Avec grâce, Saga désigna Tyrian et s'adressa à toute l'assemblée.
– Mes chers seigneurs, c'est un immense privilège pour moi de vous présenter son Altesse Tyrian de Sombresang, légitime et unique héritier du noble trône d'Eclipsia ! À part la déshonorable Bélial, il est le seul survivant des démons ayant vécu dans le monde de la lumière ! Ce n'était que par chance que j'ai pu le sauver des griffes de cette furie et ses compagnons quand ils ont rayé son village natal de la carte pour des richesses !
– Ferme-là ! rugit Bélial qui se serrait jetée sur le mage si ses compagnons ne la retenaient pas par crainte des représailles.
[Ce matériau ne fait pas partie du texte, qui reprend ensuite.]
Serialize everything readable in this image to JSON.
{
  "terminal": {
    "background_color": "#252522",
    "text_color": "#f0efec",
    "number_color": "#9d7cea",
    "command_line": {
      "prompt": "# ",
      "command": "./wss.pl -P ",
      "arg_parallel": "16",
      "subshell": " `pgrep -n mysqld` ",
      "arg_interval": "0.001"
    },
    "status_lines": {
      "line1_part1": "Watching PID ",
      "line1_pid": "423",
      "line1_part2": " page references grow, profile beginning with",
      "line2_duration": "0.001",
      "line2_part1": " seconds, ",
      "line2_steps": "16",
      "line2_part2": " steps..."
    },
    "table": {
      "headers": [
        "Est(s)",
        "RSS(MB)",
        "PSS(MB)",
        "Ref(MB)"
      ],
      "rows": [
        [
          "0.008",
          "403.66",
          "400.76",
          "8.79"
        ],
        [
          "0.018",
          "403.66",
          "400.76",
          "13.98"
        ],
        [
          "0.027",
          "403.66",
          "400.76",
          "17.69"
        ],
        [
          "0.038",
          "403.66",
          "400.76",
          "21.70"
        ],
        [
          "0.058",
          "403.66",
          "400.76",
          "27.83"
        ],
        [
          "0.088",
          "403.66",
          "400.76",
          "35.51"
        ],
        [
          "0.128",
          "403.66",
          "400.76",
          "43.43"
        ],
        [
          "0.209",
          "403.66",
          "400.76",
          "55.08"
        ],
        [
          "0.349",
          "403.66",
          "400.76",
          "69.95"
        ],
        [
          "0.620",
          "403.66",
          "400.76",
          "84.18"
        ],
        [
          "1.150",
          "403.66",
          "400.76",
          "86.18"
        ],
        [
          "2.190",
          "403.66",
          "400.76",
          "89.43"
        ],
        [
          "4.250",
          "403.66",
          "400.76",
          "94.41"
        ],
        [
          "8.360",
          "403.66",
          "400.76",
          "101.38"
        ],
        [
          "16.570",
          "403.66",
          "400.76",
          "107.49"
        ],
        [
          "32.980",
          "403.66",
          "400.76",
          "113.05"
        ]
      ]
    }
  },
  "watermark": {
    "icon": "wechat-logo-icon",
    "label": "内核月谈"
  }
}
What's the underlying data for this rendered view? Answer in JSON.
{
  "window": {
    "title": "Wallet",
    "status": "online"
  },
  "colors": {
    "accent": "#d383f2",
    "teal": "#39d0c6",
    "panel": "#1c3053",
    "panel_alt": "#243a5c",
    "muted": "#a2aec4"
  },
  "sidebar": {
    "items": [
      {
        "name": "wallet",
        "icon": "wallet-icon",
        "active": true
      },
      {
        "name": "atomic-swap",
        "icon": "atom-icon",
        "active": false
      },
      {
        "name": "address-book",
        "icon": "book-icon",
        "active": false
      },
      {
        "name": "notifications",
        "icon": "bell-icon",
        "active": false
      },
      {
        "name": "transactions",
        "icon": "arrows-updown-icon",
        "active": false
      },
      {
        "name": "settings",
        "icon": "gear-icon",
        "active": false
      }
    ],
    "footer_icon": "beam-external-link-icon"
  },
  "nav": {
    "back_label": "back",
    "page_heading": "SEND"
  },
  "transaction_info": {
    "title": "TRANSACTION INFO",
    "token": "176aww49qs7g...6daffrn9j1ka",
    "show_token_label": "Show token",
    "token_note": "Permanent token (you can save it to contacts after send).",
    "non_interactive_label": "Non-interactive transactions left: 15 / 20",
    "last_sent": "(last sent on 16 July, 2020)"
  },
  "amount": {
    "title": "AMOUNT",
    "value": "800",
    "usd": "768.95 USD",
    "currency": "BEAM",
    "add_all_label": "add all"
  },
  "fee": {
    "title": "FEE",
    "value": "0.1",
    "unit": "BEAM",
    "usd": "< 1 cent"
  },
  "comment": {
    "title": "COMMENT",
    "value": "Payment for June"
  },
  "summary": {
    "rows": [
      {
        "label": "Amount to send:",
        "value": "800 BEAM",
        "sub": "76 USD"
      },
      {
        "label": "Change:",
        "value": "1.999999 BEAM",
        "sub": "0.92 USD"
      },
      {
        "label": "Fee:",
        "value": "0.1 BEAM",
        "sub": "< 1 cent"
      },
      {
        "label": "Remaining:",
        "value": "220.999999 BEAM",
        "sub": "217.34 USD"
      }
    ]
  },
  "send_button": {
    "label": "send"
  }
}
C'est toi qui nous a attaqué ! T'as retourné le cerveau de Tyrian et tu l'as poussé à nous trahir ! Il a même tué son père à cause de toi ! Je ne vais pas...
– Assez ! tonna Tyrian en s'avançant avec un regard noir sur Bélial. Tes mensonges ne serviront à rien ici, personne ne croira une honte à notre race comme toi ! Tu t'es détournée du peuple démoniaque pour assouvir tes désirs aux côtés des humains et les autres races inférieures du monde de la lumière ! Tu vas même jusqu'à te souiller en partageant le lit de l'un d'entre eux alors que je t'avais même offert de partager ma vie avec toi ! Tu déshonores tous nos ancêtres !
Ayant vu à l'avance l'acte de sa partenaire, l'écarlate attrapa le bras de la barbare pour la retenir et l'empêcher d'attaquer Tyrian. Les réactions de la cour ne lui avaient pas échappé, bien des monarques avaient commencé à discuter entre eux et les bribes de conversation qu'il avait pu capter n'auguraient rien de bon. Leur équipe était couvert par des regards suspicieux et méprisants. Toute leur société était basée sur le respect de l'autorité du Ténèbraile, alors même si les dires de Tyrian ne reposait pas sur des preuves, son statut à lui seul suffisait à gagner le soutien des monarques qui l'avaient déjà accepté comme futur souverain suprême sans même le connaître. De toute façon, les Déicides n'avaient pas non plus avec eux de preuves que Saga et Tyrian étaient une menace.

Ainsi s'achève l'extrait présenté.